Ester Mägi’s Ageless Oeuvre

16. January 2012.

Friday night’s ERSO program was a twofold celebration: for composer Ester Mägi’s 90th birthday and for the wonderful art she has created over her long life.

Ester Mägi, the senior lady of Estonian music, turned 90 on January 10, so it was only fitting to have an evening full of her music played by some of Estonia’s finest soloists and the Estonian National Symphony Orchestra (ERSO) under the baton of one of its young conductors, the sleek and fluid Mikk Murdvee. And it was good too to see continuity from a few of the younger soloists who were not even alive at the time the pieces they performed were penned.

Mari-Liis Uibo was a case in point. The young violinist led off of the night with some gorgeous haunting stuff. Mägi is known for her rustic musical sensibilities; an attention to Estonia’s folk music traditions suffuses much of her work. The piece “Kadents ja teema” (Cadenza and Theme) had the plaintive wail and stark beauty of a Celtic air. Uibo’s second song was Mägi’s “Presto” from 1967, a more modern number with staccato violin and complex interactions with pianist Peep Lassman, who accompanied. “Presto”, with its unusual time signatures and dissonance, showed, as indeed did the whole program, that Mägi is an artist difficult to pigeonhole. For every work that was an homage to Estonia and folk aesthetic, there was something else challenging, unexpected and thought provoking.

Mägi’s life traverses the strange and cataclysmic arc of her homeland. Born during Estonia’s first independence, she has lived long enough to see over 20 years of its second and all the stuff in between. And of course this can’t help but affect her art and its subject matter, from nationalism to modernism. A long life that has seen so much has informed her musical world with wisdom and pathos.

Mägi has written many vocal arrangements, both for solo and choral performance. Mezzo-soprano Helen Lokuta’s powerful rendering of Mägi’s atmospheric pieces, notably “Kolm setu muinasjutulaulu” (Three Seto Fairy-tales), left the audience transfixed. Lokuta was accompanied by the austere piano work of Martti Raide.

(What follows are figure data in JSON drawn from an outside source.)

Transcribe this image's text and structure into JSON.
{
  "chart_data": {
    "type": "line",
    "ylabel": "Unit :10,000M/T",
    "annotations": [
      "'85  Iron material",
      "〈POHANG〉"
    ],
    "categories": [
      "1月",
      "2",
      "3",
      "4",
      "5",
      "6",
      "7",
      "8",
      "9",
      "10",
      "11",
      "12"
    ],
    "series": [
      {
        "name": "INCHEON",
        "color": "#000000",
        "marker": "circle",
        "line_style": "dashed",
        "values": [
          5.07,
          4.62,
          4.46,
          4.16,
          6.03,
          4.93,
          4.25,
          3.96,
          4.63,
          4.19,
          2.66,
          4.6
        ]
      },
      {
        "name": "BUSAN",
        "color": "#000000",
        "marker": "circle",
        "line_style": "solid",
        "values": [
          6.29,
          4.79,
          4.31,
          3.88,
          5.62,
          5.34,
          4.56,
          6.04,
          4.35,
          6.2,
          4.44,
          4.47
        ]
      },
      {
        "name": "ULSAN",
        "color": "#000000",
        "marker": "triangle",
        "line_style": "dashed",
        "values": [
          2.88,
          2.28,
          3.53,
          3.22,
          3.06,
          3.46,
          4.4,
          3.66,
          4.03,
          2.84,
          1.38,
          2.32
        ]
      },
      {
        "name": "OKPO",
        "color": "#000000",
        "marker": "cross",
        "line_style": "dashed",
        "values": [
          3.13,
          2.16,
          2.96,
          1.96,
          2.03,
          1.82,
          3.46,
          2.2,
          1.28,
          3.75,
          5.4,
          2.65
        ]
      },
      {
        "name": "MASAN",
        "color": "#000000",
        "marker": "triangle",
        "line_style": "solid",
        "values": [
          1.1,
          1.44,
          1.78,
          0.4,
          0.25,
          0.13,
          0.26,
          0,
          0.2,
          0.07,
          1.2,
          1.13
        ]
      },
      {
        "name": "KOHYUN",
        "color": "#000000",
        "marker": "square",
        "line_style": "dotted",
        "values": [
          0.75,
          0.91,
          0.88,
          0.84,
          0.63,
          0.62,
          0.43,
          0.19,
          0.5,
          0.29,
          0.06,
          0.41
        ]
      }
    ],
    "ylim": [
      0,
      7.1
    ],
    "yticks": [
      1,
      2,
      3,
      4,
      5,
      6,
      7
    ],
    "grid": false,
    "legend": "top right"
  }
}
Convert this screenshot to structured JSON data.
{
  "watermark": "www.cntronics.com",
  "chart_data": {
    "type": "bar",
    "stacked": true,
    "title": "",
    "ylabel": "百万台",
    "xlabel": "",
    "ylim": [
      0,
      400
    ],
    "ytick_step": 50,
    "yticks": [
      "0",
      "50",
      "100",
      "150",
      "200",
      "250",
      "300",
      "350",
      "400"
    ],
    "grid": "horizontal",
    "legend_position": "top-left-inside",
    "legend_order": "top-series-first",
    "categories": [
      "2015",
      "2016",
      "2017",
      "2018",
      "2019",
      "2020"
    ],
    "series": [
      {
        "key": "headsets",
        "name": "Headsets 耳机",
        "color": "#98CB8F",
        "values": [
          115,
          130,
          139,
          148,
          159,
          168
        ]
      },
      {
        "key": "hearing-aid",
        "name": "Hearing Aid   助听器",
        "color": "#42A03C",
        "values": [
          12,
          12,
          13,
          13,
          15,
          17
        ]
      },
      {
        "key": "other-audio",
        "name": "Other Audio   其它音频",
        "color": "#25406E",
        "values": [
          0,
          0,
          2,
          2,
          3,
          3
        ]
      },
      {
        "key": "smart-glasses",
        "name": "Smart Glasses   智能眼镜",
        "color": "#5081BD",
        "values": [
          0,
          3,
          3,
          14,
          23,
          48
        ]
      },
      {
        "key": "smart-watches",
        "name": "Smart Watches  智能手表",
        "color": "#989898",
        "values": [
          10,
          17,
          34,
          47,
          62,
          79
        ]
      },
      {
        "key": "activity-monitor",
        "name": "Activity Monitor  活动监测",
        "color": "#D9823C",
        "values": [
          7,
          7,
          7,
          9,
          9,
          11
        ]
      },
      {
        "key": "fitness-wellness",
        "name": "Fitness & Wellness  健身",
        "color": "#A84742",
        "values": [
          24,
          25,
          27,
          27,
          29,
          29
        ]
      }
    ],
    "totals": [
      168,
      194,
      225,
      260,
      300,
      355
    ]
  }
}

There was nothing austere about the evening’s finale. After the intermission, the Estonian National Symphony Orchestra took the stage for two numbers, the short “Vesper keelpilliorkestrile” (Vesper for String Orchestra) and the pastoral “Bukoolika” which seemed to musically reveal a passing day. There was a neat part for celesta. But the night’s last piece was a bravura display of excess, the perfect foil to the earlier spare arrangements. The orchestra was accompanied by the Estonian National Male Choir for the cantata “Kalevipoja teekond Soome” (Kalevipoeg’s Journey to Finland), a musical narrative from the national epic. This was big, beautiful sound with musical mot juste. Its celebratory nationalism denotes the year of composition: 1954, one year after Stalin’s death. A little thaw for the arts that would take many decades to melt into free expression. Something Ester Mägi would know a lot about.